The standard deduction for 65 and older is higher than for younger folks.
 
I am not sure what you are refering to in cell k63? Cells M68 and M69 are for entering a 25 year range for dow growth and inflation. You will notice Col M and O change when you enter a date in these.

While it has been a while since I fiddled with the SS calculations, my intent was to use the 85% taxed figure. I figure it was worse case and by the time I got there I would be in that range with everybody else.

Thanks for taking to time to look it over. I was not aware of a higher standard deduction for over 65. Every little bit will help.
 
The text in cell K71 describes an inflation adjustment in cell K63. But K63 is in the middle of your expense range of cells.

The calculation in for example cell Q74 example (as well as others nearby) refers to cell $k$68. Which seems to be an inflation adjustment in the form of the calculation. But cell k68 is ... not sure.

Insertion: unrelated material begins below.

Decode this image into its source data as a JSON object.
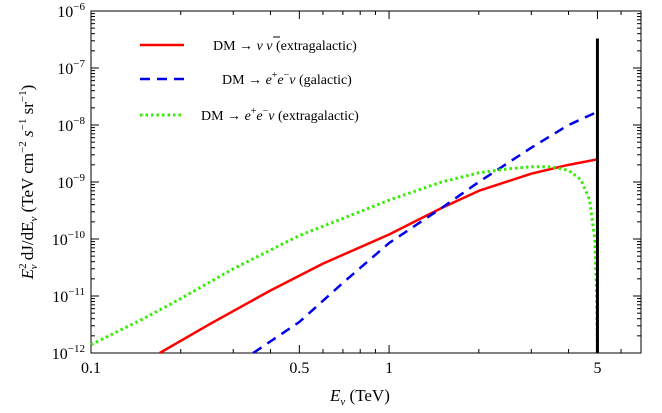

I also use an 85% factor for taxing SS when projecting my retirement income. But probably it will be raised to 100% by the time I get there.:mad:
 
Got it.
Cell q74 should use the inflation rate in 043 and the other in that column 044,045 and so on. This is also true for s74 and t74. In a previous version I did not use a historical inflation rate but a fixed rate that I stored in K63. I think this should fix this. I'll see if I can upload a changed spreadsheet.

Thanks for the catch.

Here is a new spreadsheet.
 

Attachments

  • BudgetSpendingIncome(2).zip
    57.6 KB · Views: 25
Last edited:
I have a somewhat similar spreadsheet. For estimating taxable SS, I use a formula that is the maximum of
(1) 85% of other income and
(2) 85% of SS income.
I don't calculate the "SS Offset" (which BTW is not indexed for inflation). I hope that a smaller amount is actually taxed, but I'm planning conservatively.

I'm still in the accumulation phase, so what my spreadsheet estimates is the income I would get when retiring at a particular age based on an estimated SS Primary Insurance Amount and the reduction factor for the age. My retirement savings balances are estimated based on current balance and savings rate, with no gains or losses estimated. Withdrawals are planned to be based on living to the age of 100, again with no gains or losses.

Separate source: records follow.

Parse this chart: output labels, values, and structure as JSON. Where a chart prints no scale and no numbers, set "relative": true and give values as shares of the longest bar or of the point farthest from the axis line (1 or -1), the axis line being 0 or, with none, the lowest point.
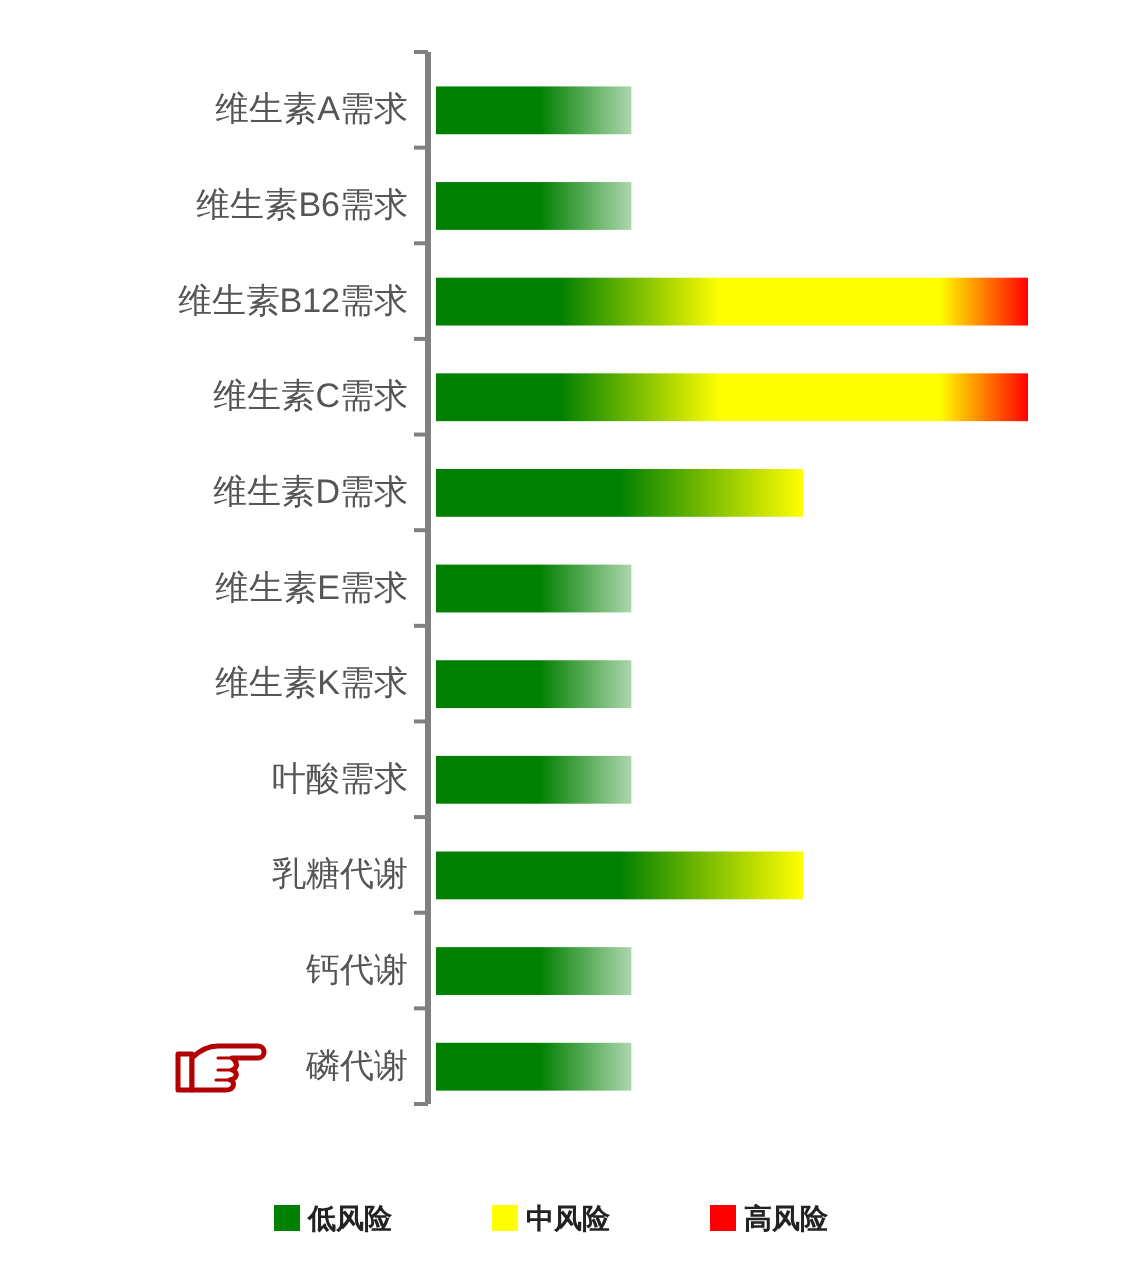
{
  "chart_data": {
    "type": "bar",
    "orientation": "horizontal",
    "relative": true,
    "legend": "bottom",
    "categories": [
      "维生素A需求",
      "维生素B6需求",
      "维生素B12需求",
      "维生素C需求",
      "维生素D需求",
      "维生素E需求",
      "维生素K需求",
      "叶酸需求",
      "乳糖代谢",
      "钙代谢",
      "磷代谢"
    ],
    "series": [
      {
        "name": "低风险",
        "color": "#008000",
        "values": [
          0.33,
          0.33,
          null,
          null,
          null,
          0.33,
          0.33,
          0.33,
          null,
          0.33,
          0.33
        ]
      },
      {
        "name": "中风险",
        "color": "#ffff00",
        "values": [
          null,
          null,
          null,
          null,
          0.62,
          null,
          null,
          null,
          0.62,
          null,
          null
        ]
      },
      {
        "name": "高风险",
        "color": "#ff0000",
        "values": [
          null,
          null,
          1,
          1,
          null,
          null,
          null,
          null,
          null,
          null,
          null
        ]
      }
    ]
  }
}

Am I being overly conservative? I very, very much hope so. But I'm around a decade away from retiring. When I get closer, I'll look at my portfolio and start studying withdrawal strategies in greater detail using tools like FireCalc. I hope that I'll be in a position to either retire earlier or withdraw at a higher rate.

A couple of other differences between our spreadsheets: I don't adjust for inflation, but do assume that my savings will keep up. (So I do plan on some gains, just not any exceeding inflation.) By leaving inflation estimates out of the calculations, when I look at the income estimates I don't have to keep backing out the accumulation of inflation when deciding whether it'll be enough -- I simply think in terms of 2007 dollars. Also, since Excel has plenty of rows, I have it calculate an estimate in increments of 1 month.

Our spreadsheets are not something that someone else is likely to be able to use, or even want to. But then they don't have to be user-friendly or versatile to handle other situations. They just have to accomplish the task for ourselves that we designed them to do. Or what we redesign them to do when our situation changes.